Panda Gourmet

2614 Connecticut Ave. NW

483-8400

Hours: 11:30 a.m. to 10:30 p.m. Monday through Thursday, 11:30 a.m. to 11 p.m. Friday and Saturday, and 5 p.m. to 10 p.m. Sunday.

Prices: Lunch appetizers $1.25 to $4.50, entrees $5.50 to $6.75; dinner appetizers $1.25 to $4.50, entrees $5.95 to $13.

Cards: American Express, MasterCard and Visa.

Nonsmoking area in dining room.

Panda Gourmet is a Washington rarity -- a true neighborhood restaurant with downtown appeal, where for moderate prices you can get generous portions of well-prepared Chinese food, attractively presented and courageously spiced.

Even the service is friendly and efficient at this seven-month-old establishment, which is getting better by the day.

Just steps away from the Woodley Park-National Zoo Metro station, it replaced the tired Cantonese restaurant called Chin's that fit the uninspired stereotype of a neighborhood eatery only too well.

A new neon sign out front now invites customers into an attractively renovated pale gray dining room rimmed with booths and filled with tables. And while it went through a few bumpy months as though timidly feeling its way, Panda Gourmet is now showing some real flair.

There is still an occasional overdose of salt and an overwhelming sauce or two, but for the most part the selections we sampled offered a nice balance of meat, vegetables and spices.

Dishes marked "hot and spicy" weren't too hot. And deep-fried items were crispy without being greasy.

Daily specials are listed on a blackboard at the door, and while there's nothing too startling about that, it's a bit unusual at Chinese restaurants, where written menus typically are numbingly long and almost never change.

One day the posted specials included asparagus and sauteed soft-shelled crabs; another day, sea bass cooked to order, including steamed, with black bean sauce or deep fried and served with Szechuan-style vegetables.

We tried the crabs ($10.95) and the asparagus ($6.25 as a side dish).

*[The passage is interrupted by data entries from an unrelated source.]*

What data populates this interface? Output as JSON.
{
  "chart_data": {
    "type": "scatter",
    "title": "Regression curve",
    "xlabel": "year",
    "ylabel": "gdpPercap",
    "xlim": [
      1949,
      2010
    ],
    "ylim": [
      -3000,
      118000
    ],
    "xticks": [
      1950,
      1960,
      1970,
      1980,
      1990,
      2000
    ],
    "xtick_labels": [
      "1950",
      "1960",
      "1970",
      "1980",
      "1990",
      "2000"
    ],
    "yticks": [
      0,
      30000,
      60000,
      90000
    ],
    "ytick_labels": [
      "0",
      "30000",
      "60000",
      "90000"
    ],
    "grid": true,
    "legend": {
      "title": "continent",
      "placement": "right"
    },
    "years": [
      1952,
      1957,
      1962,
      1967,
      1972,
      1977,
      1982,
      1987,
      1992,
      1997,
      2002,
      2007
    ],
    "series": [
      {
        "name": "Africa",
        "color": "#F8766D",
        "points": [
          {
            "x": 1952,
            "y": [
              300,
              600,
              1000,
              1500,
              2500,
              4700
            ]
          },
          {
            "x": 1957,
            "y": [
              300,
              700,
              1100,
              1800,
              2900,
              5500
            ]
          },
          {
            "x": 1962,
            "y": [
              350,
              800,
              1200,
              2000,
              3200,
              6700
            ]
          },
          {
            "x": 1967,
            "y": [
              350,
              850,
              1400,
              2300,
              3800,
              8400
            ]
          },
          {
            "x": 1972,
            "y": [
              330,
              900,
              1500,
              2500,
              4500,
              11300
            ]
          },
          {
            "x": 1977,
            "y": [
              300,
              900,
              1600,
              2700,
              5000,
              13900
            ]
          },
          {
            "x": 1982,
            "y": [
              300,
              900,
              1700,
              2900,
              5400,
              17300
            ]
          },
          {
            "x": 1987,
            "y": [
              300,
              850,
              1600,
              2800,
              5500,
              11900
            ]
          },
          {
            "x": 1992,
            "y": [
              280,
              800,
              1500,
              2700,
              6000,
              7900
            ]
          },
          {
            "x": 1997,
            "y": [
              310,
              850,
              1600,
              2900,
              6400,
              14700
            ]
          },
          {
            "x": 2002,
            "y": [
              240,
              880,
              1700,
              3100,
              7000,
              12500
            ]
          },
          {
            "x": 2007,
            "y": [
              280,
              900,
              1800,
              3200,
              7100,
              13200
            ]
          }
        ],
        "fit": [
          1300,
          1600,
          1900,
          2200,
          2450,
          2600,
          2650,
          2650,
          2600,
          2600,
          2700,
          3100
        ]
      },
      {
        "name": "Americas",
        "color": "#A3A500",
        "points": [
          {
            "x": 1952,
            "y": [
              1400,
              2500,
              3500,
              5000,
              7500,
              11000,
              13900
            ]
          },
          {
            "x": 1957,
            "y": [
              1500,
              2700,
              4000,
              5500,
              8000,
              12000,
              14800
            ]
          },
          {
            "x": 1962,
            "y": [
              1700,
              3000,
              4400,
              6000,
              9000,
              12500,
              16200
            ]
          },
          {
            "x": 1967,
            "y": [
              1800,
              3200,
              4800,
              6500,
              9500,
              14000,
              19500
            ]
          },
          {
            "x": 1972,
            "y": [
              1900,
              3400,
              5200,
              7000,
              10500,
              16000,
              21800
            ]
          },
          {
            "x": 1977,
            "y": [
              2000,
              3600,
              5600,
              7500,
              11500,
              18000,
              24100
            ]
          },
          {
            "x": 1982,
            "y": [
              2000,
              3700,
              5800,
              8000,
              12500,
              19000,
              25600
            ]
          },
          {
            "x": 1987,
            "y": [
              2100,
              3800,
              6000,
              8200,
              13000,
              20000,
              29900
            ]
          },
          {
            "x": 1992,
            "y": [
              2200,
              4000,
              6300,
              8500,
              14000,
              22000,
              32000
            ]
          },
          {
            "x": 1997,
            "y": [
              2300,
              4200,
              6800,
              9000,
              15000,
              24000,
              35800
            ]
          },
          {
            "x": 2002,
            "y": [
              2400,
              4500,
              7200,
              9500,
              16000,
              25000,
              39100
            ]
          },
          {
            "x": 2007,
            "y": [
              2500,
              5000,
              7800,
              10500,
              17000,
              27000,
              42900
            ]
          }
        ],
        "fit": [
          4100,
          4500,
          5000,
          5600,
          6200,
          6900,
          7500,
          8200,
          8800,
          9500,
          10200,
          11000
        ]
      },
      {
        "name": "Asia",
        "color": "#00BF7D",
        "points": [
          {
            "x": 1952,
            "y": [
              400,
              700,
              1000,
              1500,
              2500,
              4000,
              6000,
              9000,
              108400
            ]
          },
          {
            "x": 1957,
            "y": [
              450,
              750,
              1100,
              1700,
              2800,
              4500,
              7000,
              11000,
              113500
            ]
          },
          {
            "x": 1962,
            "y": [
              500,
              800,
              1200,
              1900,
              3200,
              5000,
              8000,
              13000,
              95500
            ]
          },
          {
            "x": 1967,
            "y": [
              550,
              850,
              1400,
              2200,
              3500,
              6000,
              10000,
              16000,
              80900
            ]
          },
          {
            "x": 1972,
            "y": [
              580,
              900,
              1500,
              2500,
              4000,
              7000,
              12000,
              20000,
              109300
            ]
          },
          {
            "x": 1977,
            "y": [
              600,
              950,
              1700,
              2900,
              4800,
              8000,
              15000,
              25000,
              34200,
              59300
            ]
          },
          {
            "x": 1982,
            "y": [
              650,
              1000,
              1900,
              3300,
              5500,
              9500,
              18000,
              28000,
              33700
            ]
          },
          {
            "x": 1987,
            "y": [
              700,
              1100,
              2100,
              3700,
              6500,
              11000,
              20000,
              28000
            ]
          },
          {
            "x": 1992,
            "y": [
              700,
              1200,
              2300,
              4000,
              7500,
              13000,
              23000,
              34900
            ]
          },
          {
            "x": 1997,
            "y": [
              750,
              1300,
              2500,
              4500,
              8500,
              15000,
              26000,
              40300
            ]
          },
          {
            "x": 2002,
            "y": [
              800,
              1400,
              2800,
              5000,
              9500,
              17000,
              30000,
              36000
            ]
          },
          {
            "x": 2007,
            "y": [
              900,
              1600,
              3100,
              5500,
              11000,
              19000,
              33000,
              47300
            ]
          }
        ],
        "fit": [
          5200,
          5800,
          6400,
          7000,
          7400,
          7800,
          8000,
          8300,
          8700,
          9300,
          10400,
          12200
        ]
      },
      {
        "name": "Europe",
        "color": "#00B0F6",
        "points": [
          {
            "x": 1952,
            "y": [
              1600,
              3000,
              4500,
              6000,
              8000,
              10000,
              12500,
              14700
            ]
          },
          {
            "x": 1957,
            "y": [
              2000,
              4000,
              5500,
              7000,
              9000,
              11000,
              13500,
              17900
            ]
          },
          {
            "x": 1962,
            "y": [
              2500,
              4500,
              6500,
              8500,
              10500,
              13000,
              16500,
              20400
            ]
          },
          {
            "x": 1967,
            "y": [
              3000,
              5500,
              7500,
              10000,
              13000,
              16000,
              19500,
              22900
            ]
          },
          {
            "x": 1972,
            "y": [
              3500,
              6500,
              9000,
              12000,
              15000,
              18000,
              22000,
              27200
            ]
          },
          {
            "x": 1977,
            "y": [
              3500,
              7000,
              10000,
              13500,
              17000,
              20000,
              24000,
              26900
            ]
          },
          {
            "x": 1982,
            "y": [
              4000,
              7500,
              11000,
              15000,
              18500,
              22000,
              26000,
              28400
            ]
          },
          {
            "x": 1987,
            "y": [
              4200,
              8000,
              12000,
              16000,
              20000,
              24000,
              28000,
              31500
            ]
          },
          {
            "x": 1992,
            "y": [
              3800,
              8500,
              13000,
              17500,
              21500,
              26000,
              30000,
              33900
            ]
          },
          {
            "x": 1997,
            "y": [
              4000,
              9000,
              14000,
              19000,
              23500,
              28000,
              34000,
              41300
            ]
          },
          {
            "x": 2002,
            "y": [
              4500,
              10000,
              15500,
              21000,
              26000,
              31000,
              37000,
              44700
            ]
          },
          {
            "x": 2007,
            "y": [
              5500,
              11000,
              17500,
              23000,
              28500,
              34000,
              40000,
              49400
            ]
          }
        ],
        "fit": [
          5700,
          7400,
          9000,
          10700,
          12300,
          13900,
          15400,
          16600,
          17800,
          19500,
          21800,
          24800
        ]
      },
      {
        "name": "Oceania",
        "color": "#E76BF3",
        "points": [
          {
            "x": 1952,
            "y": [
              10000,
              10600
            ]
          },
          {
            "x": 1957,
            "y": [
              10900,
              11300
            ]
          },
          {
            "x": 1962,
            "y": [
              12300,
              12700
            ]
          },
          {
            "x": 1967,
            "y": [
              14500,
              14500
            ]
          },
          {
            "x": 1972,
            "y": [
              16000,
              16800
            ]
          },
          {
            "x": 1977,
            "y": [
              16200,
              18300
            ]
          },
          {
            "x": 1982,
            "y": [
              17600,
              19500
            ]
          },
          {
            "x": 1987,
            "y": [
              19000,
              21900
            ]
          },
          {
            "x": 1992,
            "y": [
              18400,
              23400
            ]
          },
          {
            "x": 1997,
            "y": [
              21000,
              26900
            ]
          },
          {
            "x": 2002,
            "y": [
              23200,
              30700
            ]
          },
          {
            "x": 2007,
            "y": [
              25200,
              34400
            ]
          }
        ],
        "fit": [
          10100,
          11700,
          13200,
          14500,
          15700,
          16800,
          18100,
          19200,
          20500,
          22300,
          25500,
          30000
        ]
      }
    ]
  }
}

The asparagus came stir-fried just long enough to be crunchy and lightly coated with just enough sauce to cover them.

The soft-shells consisted of a large, messy, spicy platter of chopped crabs, lightly batter-fried and then stir-fried with slivers of water chestnuts, celery and tree ears. It was a dramatic presentation, but the rich, spicy garlic sauce drowned the delicate crab meat.

The pan-fried dumplings ($3.95 for six at lunch or dinner) were nice for starters. Plump meat-filled pastries fried crisp on the bottom, steamed and served with a soy-based dipping sauce -- or red chili sauce if you'd rather. The asparagus and crab soup ($5.90 for two at dinner) was disappointing, featuring artificial crab and canned asparagus in an undistinguished egg-drop broth.

Among the entrees, we liked Chicken Three Ways ($11.50), a generous and attractive platter of three very different dishes of chicken: large deep-fried chunks served in a thick sweet sauce studded with whole diced chilis; snowy white breast meat strips glazed in a clear sauce and served with snow peas; and chopped in a peppery sweet-hot stir-fry with a hint of tomato.

Peking Duck can be purchased here without advance notice and by the half ($9.50) or whole ($19). The duck was nearly boneless (only the legs were left intact) and about as fat-free as duck gets. The meat was tender and the skin crunchy, and our half-order was accompanied by a generous pile of those splendidly thin pancakes used to roll up meat, hoisin sauce and scallions.

Lamb with Broccoli ($11.25 at dinner) was another winner, featuring thin slivers of lamb with nicely undercooked broccoli, barely covered in a lively but hardly searing sauce. "Bar-B-Q Pork with Mixed Vegetables" ($7.95 at dinner) featured pork that was, in fact, not barbecued at all, but rather stir-fried with snow peas nicely undercooked and a spare sauce.

Home-style Bean Curd in Black Bean Sauce ($6.25) combined deep-fried triangles of bean curd, squares of just-cooked cabbage, straw mushrooms, water chestnuts and bamboo shoots in a tasty black bean sauce that was not overbearing.

We ordered a Chinese dessert called Crystal Bananas ($4 for two), an unusual dish made by dipping chunks of banana into hot caramelized sugar syrup and then plopping them into ice water to yield soft insides and sweet crispy exteriors. For the more traditional, the obligatory fortune cookies arrive automatically at the end of the meal.

Dinner entrees are in the $8 to $10 range, and lunch entrees are mostly $5.50 to $6.50, with combination platters priced $5.75 to $6.50.

A four-color menu centerfold tempts diners with photographic previews of many of the house specials, generally priced $11 to $13.

Full bar service is available, with the usual tropical and frozen drinks ($3.25 each), mixed drinks ($3 each) and beers ($1.95 domestic, $2.75 foreign).

Waiters, while occasionally sidetracked, were polite, friendly and efficent -- and very helpful in interpreting the menu.